- The Organic Trade Association is forming its own anti-fraud task force after several news reports showed some imported organic products may not truly be derived using organic methods, according to an article in Food Safety News.
- The industry group's new task force, which is planned to be operational by the end of this month, will share information with organic certification agencies, including documentation that importers give to the U.S. Agriculture Department when shipments of organic food are rejected.
- “There is a strong desire on the part of industry to stop the incidence of fraud in organic,” OTA Director Laura Batcha told The Washington Post. “The consumer expects that organic products are verified back to the farm. The industry takes that contract with the consumer very seriously.”
While the popularity of organic food is growing, it is inevitable that organic food fraud may increase, too. According to the OTA, organic food sales totaled $43 billion in 2016. Organic produce makes up about 15% of all of the fruits and vegetables Americans eat.
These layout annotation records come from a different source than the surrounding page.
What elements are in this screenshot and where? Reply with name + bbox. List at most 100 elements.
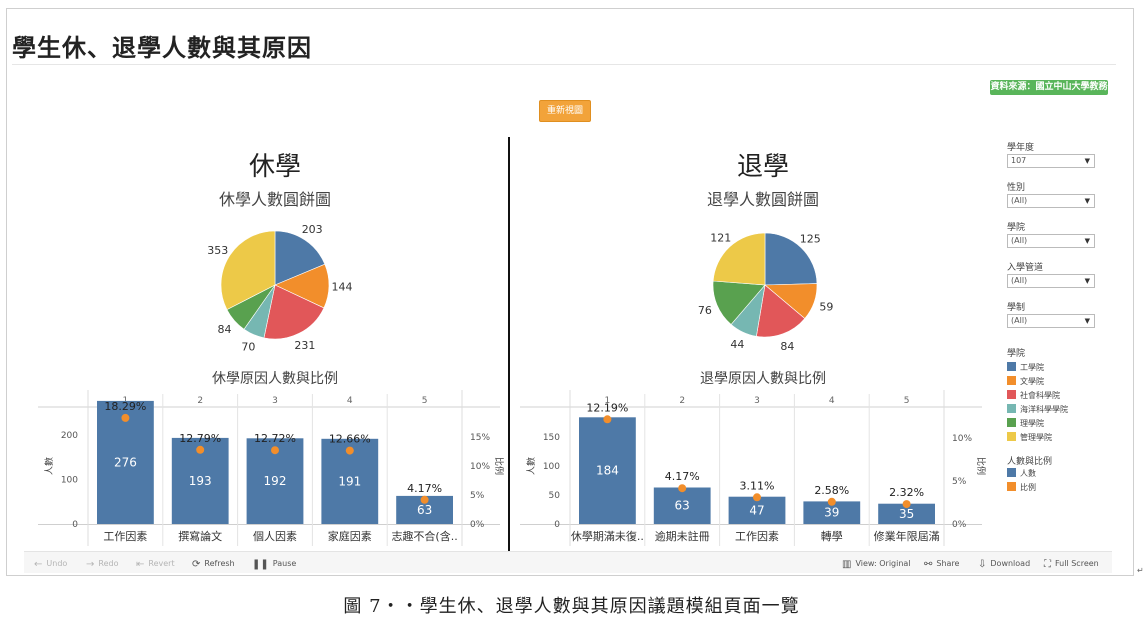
- download-button[interactable]: ⇩ Download: [978, 558, 1030, 570]
- ratio-label: 12.72%: [254, 432, 296, 445]
- ratio-point[interactable]: [271, 446, 279, 455]
- legend-item[interactable]: 比例: [1007, 482, 1036, 494]
- y2-tick-label: 5%: [952, 477, 967, 487]
- ratio-point[interactable]: [420, 495, 429, 504]
- y2-tick-label: 0%: [470, 520, 485, 530]
- legend-label: 管理學院: [1020, 433, 1052, 442]
- rank-label: 3: [272, 396, 278, 406]
- pause-button[interactable]: ❚❚ Pause: [252, 558, 296, 570]
- category-label: 轉學: [821, 530, 843, 543]
- suspension-heading: 休學: [248, 152, 301, 182]
- refresh-button[interactable]: ⟳ Refresh: [192, 558, 235, 570]
- view-original-button[interactable]: ▥ View: Original: [842, 558, 911, 570]
- ratio-point[interactable]: [678, 484, 687, 493]
- withdrawal-reason-bar-chart[interactable]: 0 50 100 150 0% 5% 10% 人數 比例 1 184 12.19% 休學期滿未復.. 2 6…: [512, 390, 990, 548]
- pie-slice[interactable]: [756, 284, 806, 338]
- withdrawal-bar-title: 退學原因人數與比例: [700, 371, 826, 387]
- legend-label: 比例: [1020, 483, 1036, 492]
- rank-label: 5: [904, 396, 910, 406]
- legend-swatch: [1007, 432, 1016, 441]
- redo-arrow-icon: →: [86, 559, 95, 570]
- pie-slice[interactable]: [263, 284, 325, 340]
- ratio-point[interactable]: [196, 445, 205, 454]
- legend-swatch: [1007, 468, 1016, 477]
- pie-slice[interactable]: [712, 280, 766, 325]
- gender-select[interactable]: (All) ▼: [1007, 194, 1095, 208]
- program-type-select[interactable]: (All) ▼: [1007, 314, 1095, 328]
- legend-item[interactable]: 社會科學院: [1007, 390, 1060, 402]
- bar-value-label: 35: [899, 507, 914, 521]
- ratio-point[interactable]: [902, 500, 911, 509]
- bar[interactable]: [803, 501, 861, 524]
- legend-label: 海洋科學學院: [1020, 405, 1068, 414]
- pie-slice-label: 84: [218, 323, 232, 336]
- chevron-down-icon: ▼: [1084, 197, 1090, 205]
- pie-slice[interactable]: [274, 230, 326, 286]
- view-label: View: Original: [855, 559, 911, 568]
- admission-channel-select[interactable]: (All) ▼: [1007, 274, 1095, 288]
- share-icon: ⚯: [924, 559, 933, 570]
- bar[interactable]: [653, 487, 711, 525]
- y-tick-label: 100: [61, 475, 78, 485]
- pie-slice-label: 59: [819, 301, 833, 314]
- bar[interactable]: [579, 417, 636, 524]
- pie-slice[interactable]: [220, 230, 276, 311]
- share-button[interactable]: ⚯ Share: [924, 558, 959, 570]
- measure-legend-title: 人數與比例: [1007, 457, 1053, 467]
- suspension-reason-bar-chart[interactable]: 01002000%5%10%15%人數比例127618.29%工作因素21931…: [30, 390, 508, 548]
- category-label: 工作因素: [103, 530, 147, 543]
- withdrawal-pie-chart[interactable]: 125 59 84 44 76 121: [680, 210, 850, 360]
- revert-button[interactable]: ⇤ Revert: [136, 558, 175, 570]
- y2-tick-label: 10%: [470, 462, 490, 472]
- bar-value-label: 184: [596, 464, 619, 478]
- pie-slice-label: 70: [241, 341, 255, 354]
- undo-button[interactable]: ← Undo: [34, 558, 67, 570]
- ratio-point[interactable]: [121, 413, 130, 422]
- college-select[interactable]: (All) ▼: [1007, 234, 1095, 248]
- pie-slice[interactable]: [764, 232, 818, 286]
- ratio-point[interactable]: [827, 497, 836, 506]
- bar-value-label: 193: [189, 474, 212, 488]
- legend-label: 理學院: [1020, 419, 1044, 428]
- filter-label: 學制: [1007, 303, 1026, 313]
- y2-tick-label: 0%: [952, 520, 967, 530]
- ratio-point[interactable]: [603, 415, 612, 424]
- college-legend-title: 學院: [1007, 349, 1026, 359]
- legend-item[interactable]: 海洋科學學院: [1007, 404, 1068, 416]
- category-label: 休學期滿未復..: [571, 530, 644, 543]
- bar-value-label: 192: [264, 474, 287, 488]
- legend-item[interactable]: 人數: [1007, 468, 1036, 480]
- y-axis-title: 人數: [43, 457, 55, 475]
- y2-tick-label: 5%: [470, 491, 485, 501]
- academic-year-select[interactable]: 107 ▼: [1007, 154, 1095, 168]
- filter-admission-channel: 入學管道 (All) ▼: [1007, 260, 1117, 288]
- legend-item[interactable]: 工學院: [1007, 362, 1044, 374]
- legend-label: 文學院: [1020, 377, 1044, 386]
- share-label: Share: [936, 559, 960, 568]
- suspension-bar-title: 休學原因人數與比例: [212, 371, 338, 387]
- pie-slice[interactable]: [712, 232, 766, 286]
- filter-value: (All): [1011, 276, 1028, 285]
- legend-item[interactable]: 文學院: [1007, 376, 1044, 388]
- revert-label: Revert: [148, 559, 175, 568]
- rank-label: 2: [197, 396, 203, 406]
- ratio-point[interactable]: [753, 493, 761, 502]
- pie-slice-label: 84: [780, 340, 794, 353]
- suspension-pie-chart[interactable]: 203 144 231 70 84 353: [190, 210, 360, 360]
- redo-button[interactable]: → Redo: [86, 558, 118, 570]
- download-label: Download: [990, 559, 1031, 568]
- ratio-point[interactable]: [345, 446, 354, 455]
- reset-view-button[interactable]: 重新視圖: [539, 100, 591, 122]
- full-screen-button[interactable]: ⛶ Full Screen: [1044, 558, 1099, 570]
- redo-label: Redo: [98, 559, 119, 568]
- filter-college: 學院 (All) ▼: [1007, 220, 1117, 248]
- y-tick-label: 0: [72, 520, 78, 530]
- rank-label: 5: [422, 396, 428, 406]
- filter-value: 107: [1011, 156, 1027, 165]
- paragraph-mark-icon: ↵: [1137, 566, 1143, 575]
- y-tick-label: 200: [61, 431, 78, 441]
- legend-item[interactable]: 管理學院: [1007, 432, 1052, 444]
- bar[interactable]: [878, 503, 935, 524]
- legend-item[interactable]: 理學院: [1007, 418, 1044, 430]
- y2-axis-title: 比例: [493, 457, 505, 475]
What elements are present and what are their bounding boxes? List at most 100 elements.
And these numbers are projected to keep growing. According to a TechSci Research report, the global organic food market is projected to grow at a CAGR of more than 14% until 2021.
The organic certification also can be given to products imported into the United States. Those products are supposed to be subject to the same rigorous guidelines and inspections as the ones produced domestically.
But late last year, The Washington Post found three large shipments of corn and soybeans that came into the United States from Turkey were labeled as "USDA Organic," even though they were conventionally farmed and had been treated with pesticides. Reporters found pesticide residue tests on "organic" produce were uneven, with more than a third of the tests done by a single test company in China showing more than traces of the residue.
Many have criticized USDA for being too lax and slow in inspecting fraudulent organic imports. In this situation, it makes sense for a trade association to step up its efforts. Batcha told The Washington Post the agency is lobbying to give USDA more enforcement powers in the next farm bill, which is set to be passed next year.
In the meantime, USDA announced it will post more organic program enforcement actions on its website. In an email press release this week, the agency said it's now publishing suspension or revocation of organic certification notices. Settlements and decisions also will be added to the site much more quickly — within weeks instead of quarterly.
While the industry is redoubling efforts to ensure organic food lives up to its certification, how consumers may feel about it is another question. With organic fraud stories getting a fair amount of play in the news, do consumers trust the products that are labeled as "organic"? Stepping up enforcement and boosting transparency are two parts of regaining consumer confidence.
Public information campaigns about organic food, inspections and what the certification actually means may be another piece of the puzzle. Showing consumers more about what makes products organic — and how manufacturers and regulators ensure the products deserve the certification — can bridge the credibility gap that may have opened.